Fazendo a conexão direta e inevitável entre as passagens, “a imagem que trago diante de

mim” seria, então, “a imagem da morte”? Diante de tantas perguntas que o texto nos leva a

considerar - antes mesmo de respostas -, tentaremos pelo menos abrir janelas com reflexões

em direção a elas nos capítulos que seguem, principalmente no segundo.

Embora a parte primeira da seção VIII, intitulada “Dioptrias”, remeta intensamente a

uma experiência biográfica de uma Llansol que vai à loja de óculos, que tem “53 anos” e que

“treme a separação que vai ocorrer” quando “desaparecer na luz” (OVDP, p. 292), não é

difícil considerar tal experiência também como textual. A idade avançada aproxima esta

figura-narradora-escrevente (que dialoga com a categoria de narradora-personagem) da morte

e/ou da cegueira, ambas situações que, de alguma forma, metem “medo a Gabriela” (OVDP,

p. 291). Logo, a figura que perpassa os limites entre ser ficcional/narrador e vivente traz

diante de si possivelmente a imagem da morte, que também pode ser uma morte figurativa -

aquela “em que não poderá acompanhar a minha velocidade, nem o meu ver” (idem, p. 292).

Da cena-combate: ‘Legente, que diz o texto?

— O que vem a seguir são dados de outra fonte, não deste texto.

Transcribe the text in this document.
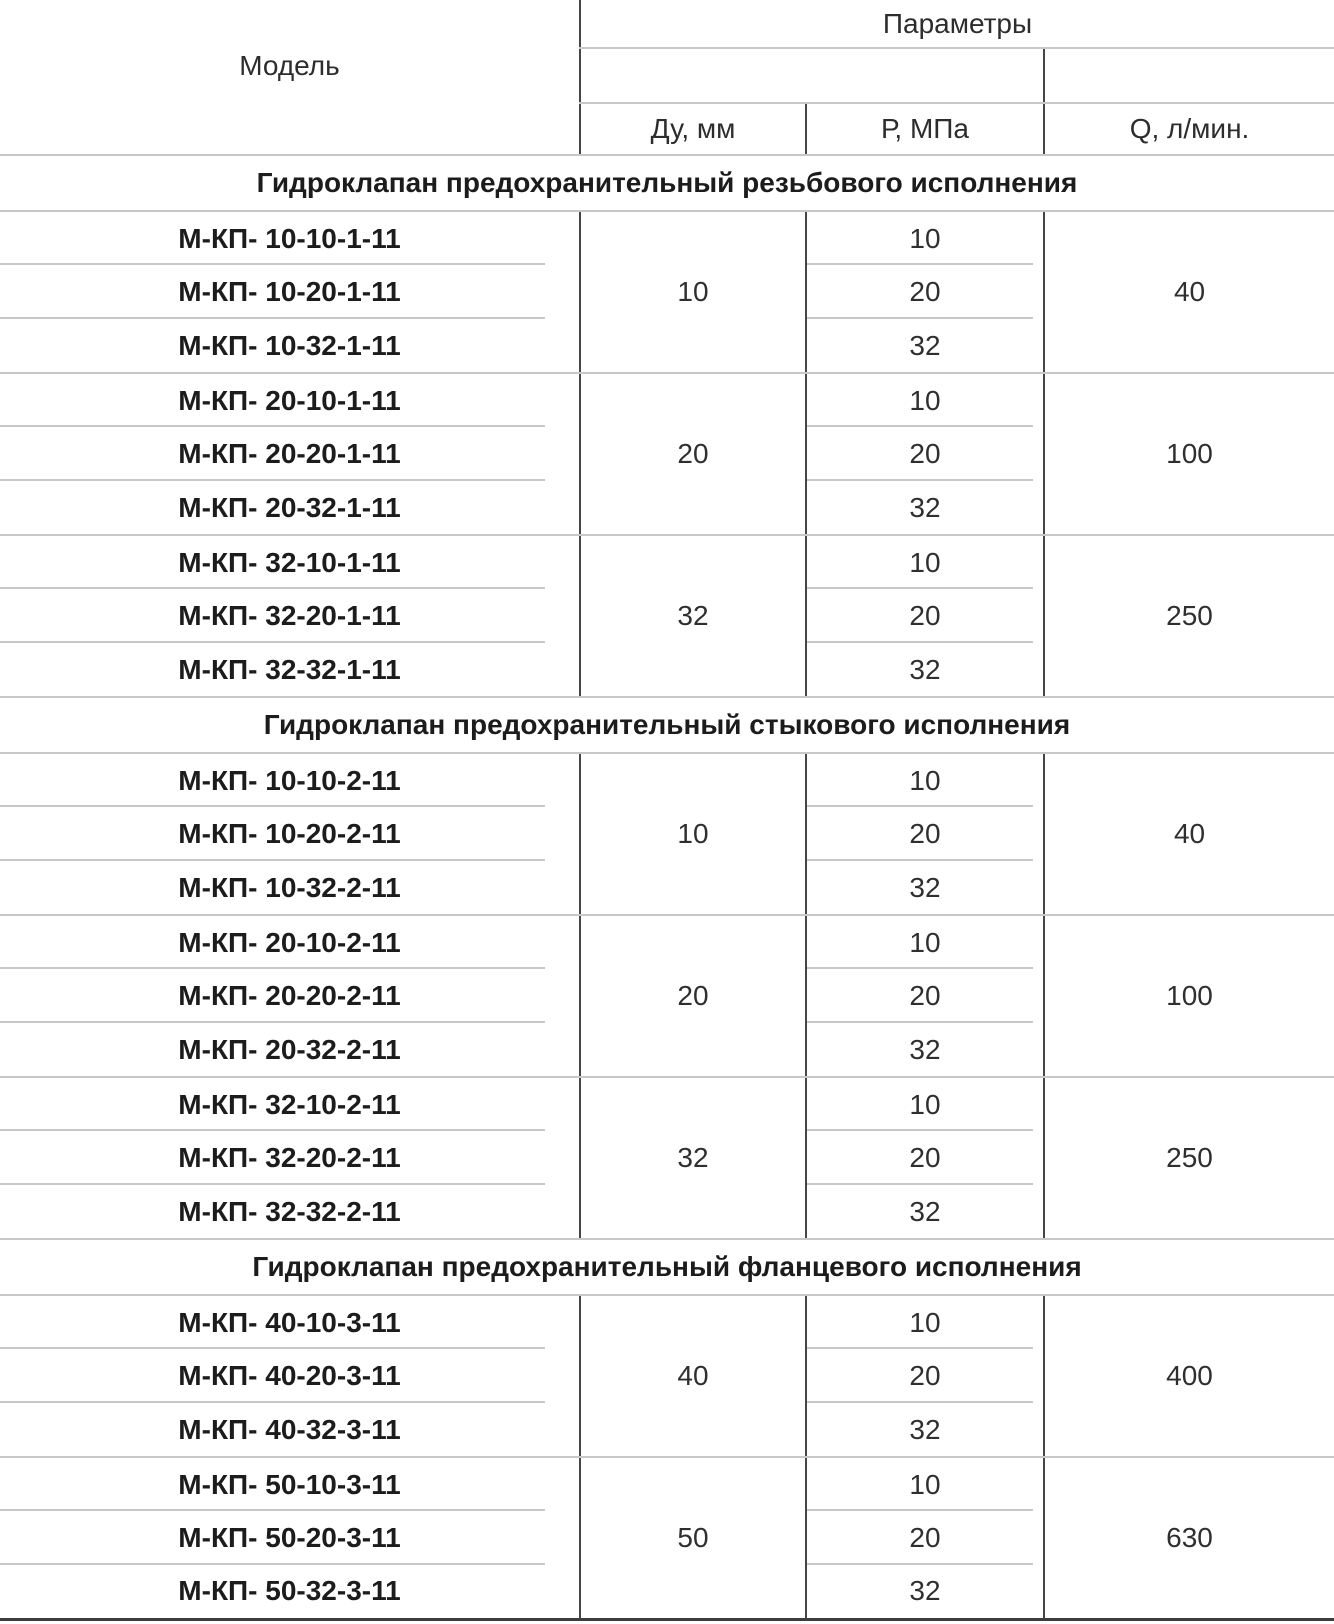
Модель	Параметры		

	Ду, мм	Р, МПа	Q, л/мин.
Гидроклапан предохранительный резьбового исполнения			
М-КП- 10-10-1-11	10	10	40
М-КП- 10-20-1-11		20	
М-КП- 10-32-1-11		32	
М-КП- 20-10-1-11	20	10	100
М-КП- 20-20-1-11		20	
М-КП- 20-32-1-11		32	
М-КП- 32-10-1-11	32	10	250
М-КП- 32-20-1-11		20	
М-КП- 32-32-1-11		32	
Гидроклапан предохранительный стыкового исполнения			
М-КП- 10-10-2-11	10	10	40
М-КП- 10-20-2-11		20	
М-КП- 10-32-2-11		32	
М-КП- 20-10-2-11	20	10	100
М-КП- 20-20-2-11		20	
М-КП- 20-32-2-11		32	
М-КП- 32-10-2-11	32	10	250
М-КП- 32-20-2-11		20	
М-КП- 32-32-2-11		32	
Гидроклапан предохранительный фланцевого исполнения			
М-КП- 40-10-3-11	40	10	400
М-КП- 40-20-3-11		20	
М-КП- 40-32-3-11		32	
М-КП- 50-10-3-11	50	10	630
М-КП- 50-20-3-11		20	
М-КП- 50-32-3-11		32	
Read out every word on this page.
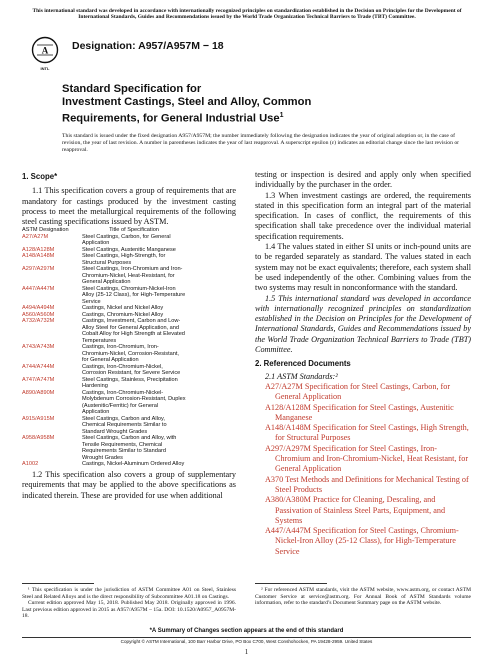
This international standard was developed in accordance with internationally recognized principles on standardization established in the Decision on Principles for the Development of International Standards, Guides and Recommendations issued by the World Trade Organization Technical Barriers to Trade (TBT) Committee.
A
INTL
Designation: A957/A957M − 18
Standard Specification for
Investment Castings, Steel and Alloy, Common
Requirements, for General Industrial Use$^1$
This standard is issued under the fixed designation A957/A957M; the number immediately following the designation indicates the year of original adoption or, in the case of revision, the year of last revision. A number in parentheses indicates the year of last reapproval. A superscript epsilon (ε) indicates an editorial change since the last revision or reapproval.

1. Scope*

1.1 This specification covers a group of requirements that are mandatory for castings produced by the investment casting process to meet the metallurgical requirements of the following steel casting specifications issued by ASTM.

ASTM Designation	Title of Specification
A27/A27M	Steel Castings, Carbon, for General Application
A128/A128M	Steel Castings, Austenitic Manganese
A148/A148M	Steel Castings, High-Strength, for Structural Purposes
A297/A297M	Steel Castings, Iron-Chromium and Iron-Chromium-Nickel, Heat-Resistant, for General Application
A447/A447M	Steel Castings, Chromium-Nickel-Iron Alloy (25-12 Class), for High-Temperature Service
A494/A494M	Castings, Nickel and Nickel Alloy
A560/A560M	Castings, Chromium-Nickel Alloy
A732/A732M	Castings, Investment, Carbon and Low-Alloy Steel for General Application, and Cobalt Alloy for High Strength at Elevated Temperatures
A743/A743M	Castings, Iron-Chromium, Iron-Chromium-Nickel, Corrosion-Resistant, for General Application
A744/A744M	Castings, Iron-Chromium-Nickel, Corrosion Resistant, for Severe Service
A747/A747M	Steel Castings, Stainless, Precipitation Hardening
A890/A890M	Castings, Iron-Chromium-Nickel-Molybdenum Corrosion-Resistant, Duplex (Austenitic/Ferritic) for General Application
A915/A915M	Steel Castings, Carbon and Alloy, Chemical Requirements Similar to Standard Wrought Grades
A958/A958M	Steel Castings, Carbon and Alloy, with Tensile Requirements, Chemical Requirements Similar to Standard Wrought Grades
A1002	Castings, Nickel-Aluminum Ordered Alloy

1.2 This specification also covers a group of supplementary requirements that may be applied to the above specifications as indicated therein. These are provided for use when additional

¹ This specification is under the jurisdiction of ASTM Committee A01 on Steel, Stainless Steel and Related Alloys and is the direct responsibility of Subcommittee A01.18 on Castings.
Current edition approved May 15, 2018. Published May 2018. Originally approved in 1996. Last previous edition approved in 2015 as A957/A957M – 15a. DOI: 10.1520/A0957_A0957M-18.

testing or inspection is desired and apply only when specified individually by the purchaser in the order.

1.3 When investment castings are ordered, the requirements stated in this specification form an integral part of the material specification. In cases of conflict, the requirements of this specification shall take precedence over the individual material specification requirements.

1.4 The values stated in either SI units or inch-pound units are to be regarded separately as standard. The values stated in each system may not be exact equivalents; therefore, each system shall be used independently of the other. Combining values from the two systems may result in nonconformance with the standard.

1.5 This international standard was developed in accordance with internationally recognized principles on standardization established in the Decision on Principles for the Development of International Standards, Guides and Recommendations issued by the World Trade Organization Technical Barriers to Trade (TBT) Committee.

2. Referenced Documents

2.1 ASTM Standards:²

A27/A27M Specification for Steel Castings, Carbon, for General Application
A128/A128M Specification for Steel Castings, Austenitic Manganese
A148/A148M Specification for Steel Castings, High Strength, for Structural Purposes
A297/A297M Specification for Steel Castings, Iron-Chromium and Iron-Chromium-Nickel, Heat Resistant, for General Application
A370 Test Methods and Definitions for Mechanical Testing of Steel Products
A380/A380M Practice for Cleaning, Descaling, and Passivation of Stainless Steel Parts, Equipment, and Systems
A447/A447M Specification for Steel Castings, Chromium-Nickel-Iron Alloy (25-12 Class), for High-Temperature Service
² For referenced ASTM standards, visit the ASTM website, www.astm.org, or contact ASTM Customer Service at service@astm.org. For Annual Book of ASTM Standards volume information, refer to the standard’s Document Summary page on the ASTM website.
*A Summary of Changes section appears at the end of this standard
Copyright © ASTM International, 100 Barr Harbor Drive, PO Box C700, West Conshohocken, PA 19428-2959. United States
1
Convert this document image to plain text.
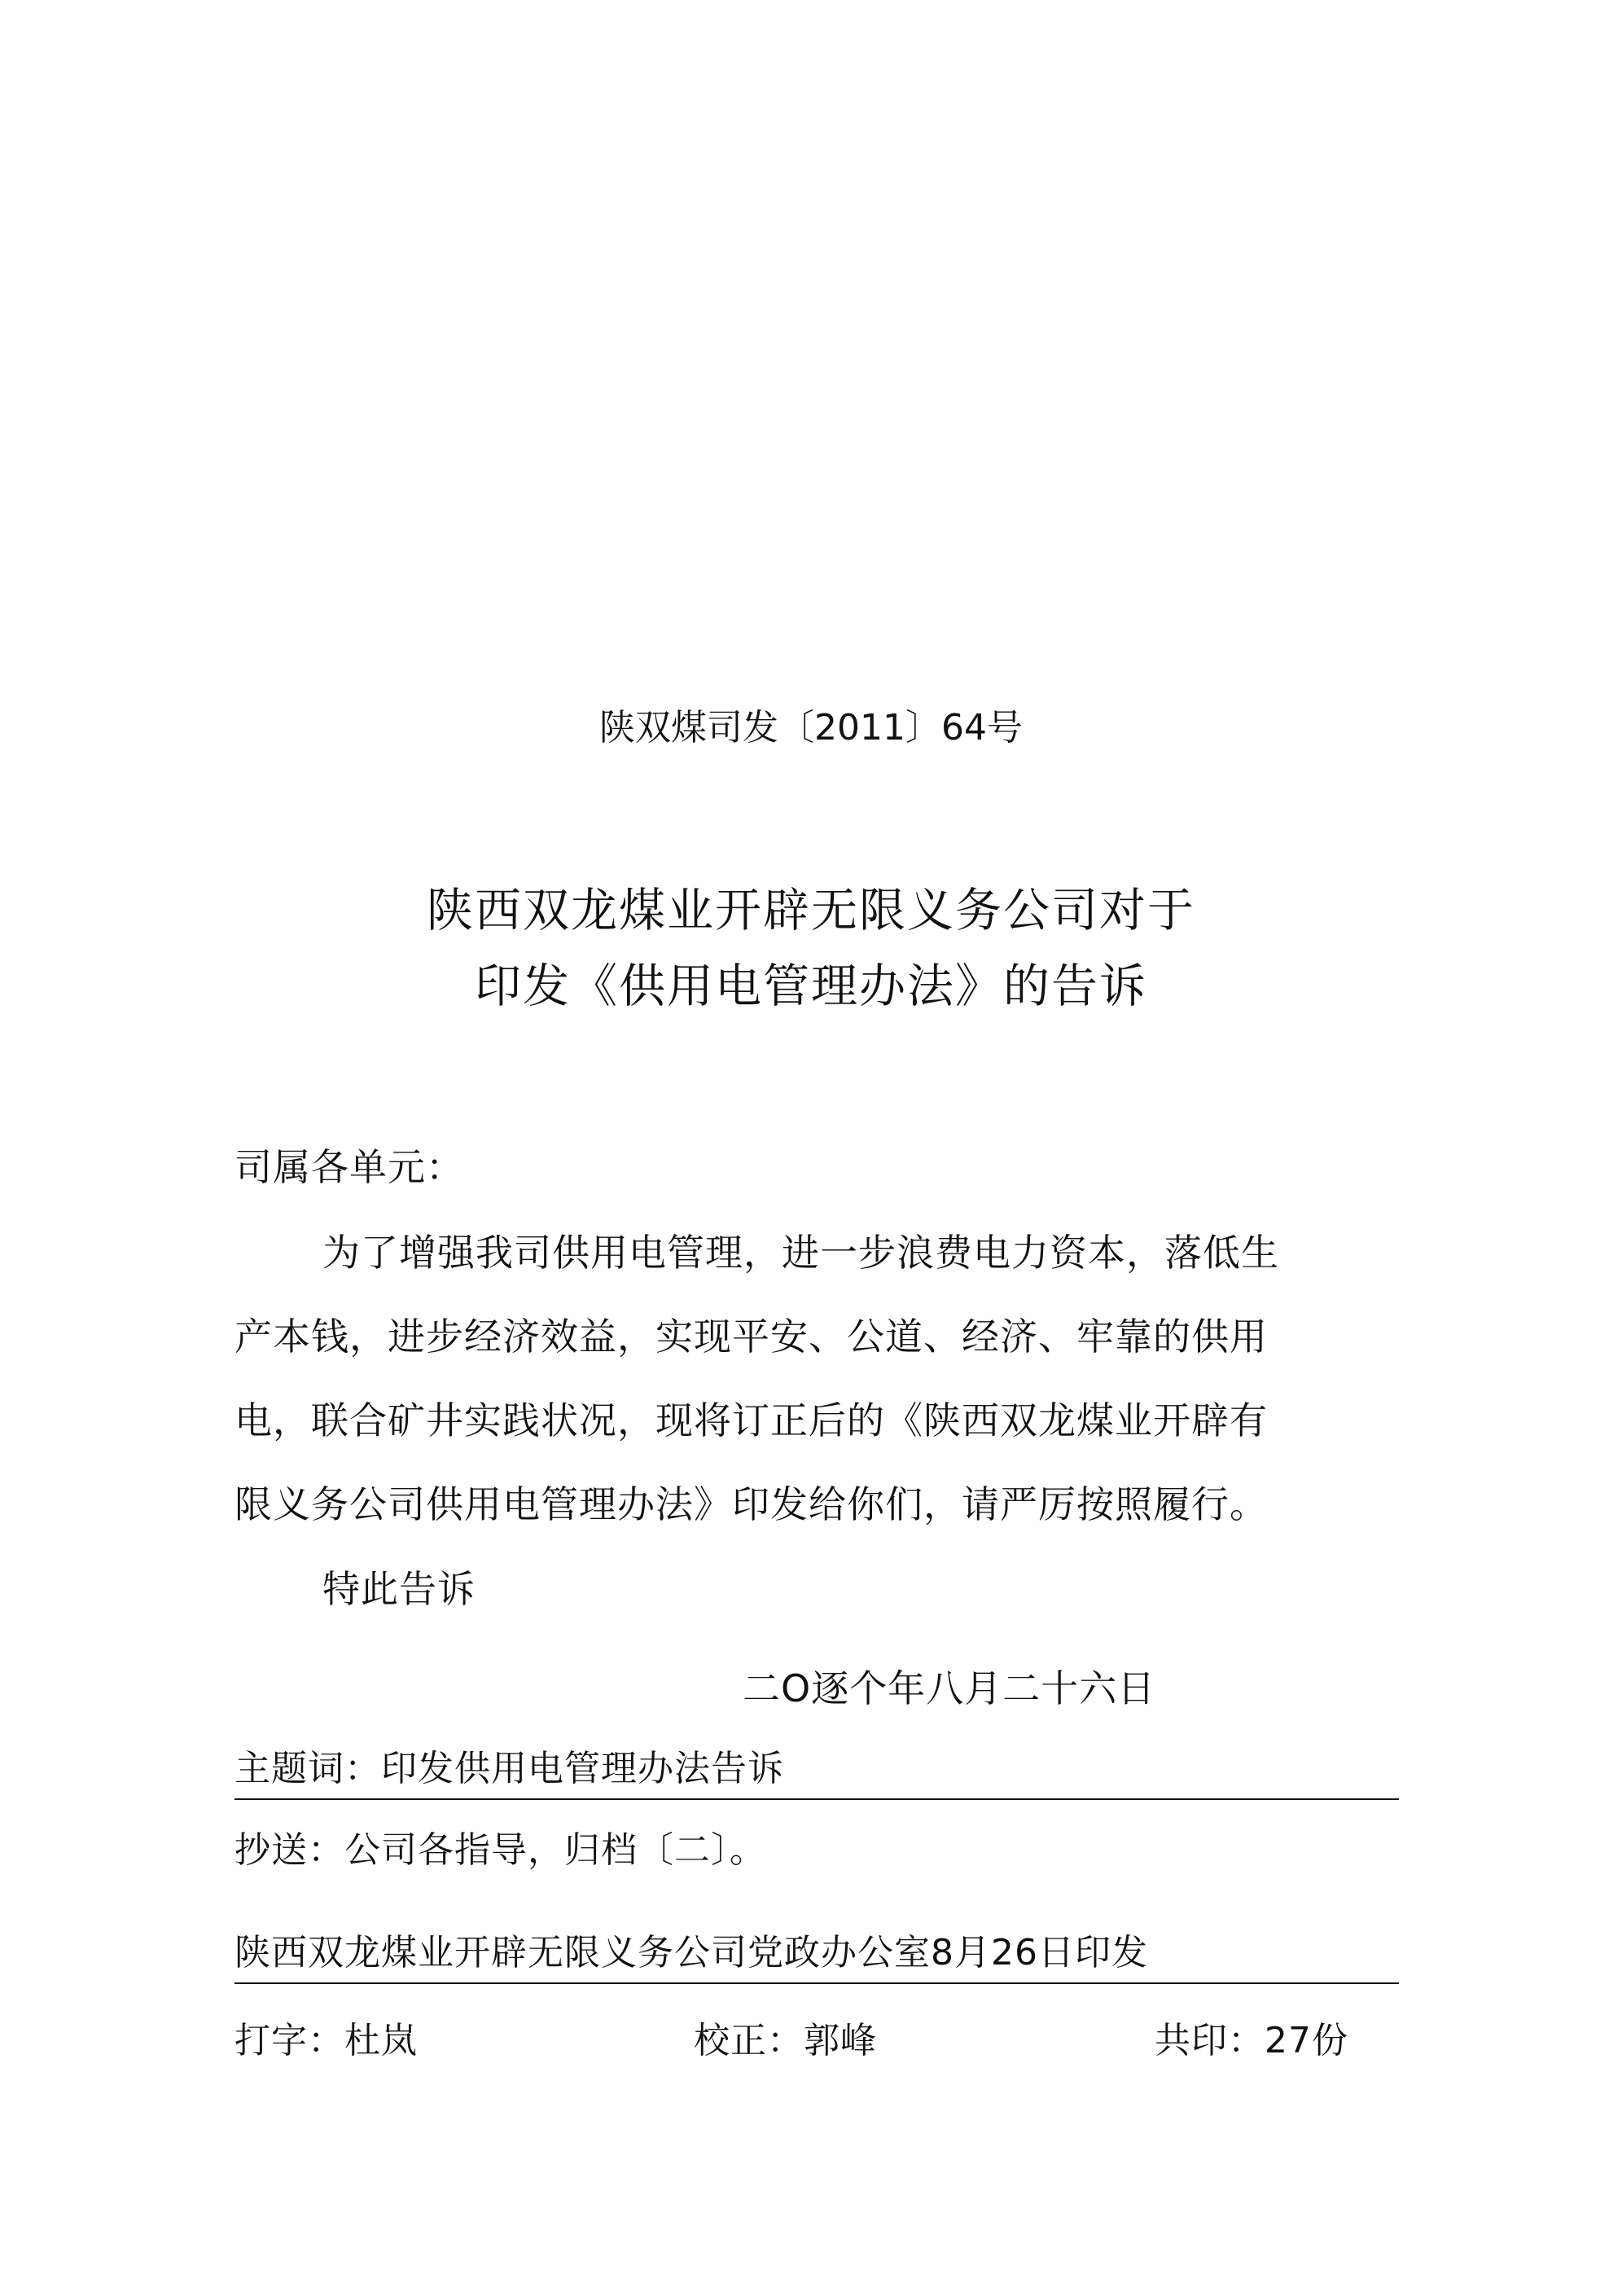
陕双煤司发〔2011〕64号
陕西双龙煤业开辟无限义务公司对于
印发《供用电管理办法》的告诉
司属各单元：
为了增强我司供用电管理，进一步浪费电力资本，落低生
产本钱，进步经济效益，实现平安、公道、经济、牢靠的供用
电，联合矿井实践状况，现将订正后的《陕西双龙煤业开辟有
限义务公司供用电管理办法》印发给你们，请严厉按照履行。
特此告诉
二O逐个年八月二十六日
主题词：印发供用电管理办法告诉
抄送：公司各指导，归档〔二〕。
陕西双龙煤业开辟无限义务公司党政办公室8月26日印发
打字：杜岚	校正：郭峰	共印：27份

Que ler é ser chamado a um combate, a

um drama.” Eis o combate, a força de pulsão que provém desse chamamento: “Um poema que

procura um corpo sem-eu, e um eu que quer ser reconhecido como seu escrevente. Pelo

menos. Esse o ente criado em torno do qual silenciosamente gira toda a criação” (OVDP, p.

18). O lançamento do texto é, portanto, em direção ao “corpo sem-eu”, tendo no horizonte um

corpo que podemos chamar “com-eu”. Esse embate enquanto jogo de forças de “eus” e,

consequentemente, também de vozes, vai reverberar na arquitetura do texto como um todo.

Não à toa, ao invés de um monólogo (interior ou não), o que surge diante de nossos olhos

legentes - e, de certo modo, ouvintes - é uma polifonia. São muitos “eus” envolvidos e

dissolvidos no tecido sulcado da escrita.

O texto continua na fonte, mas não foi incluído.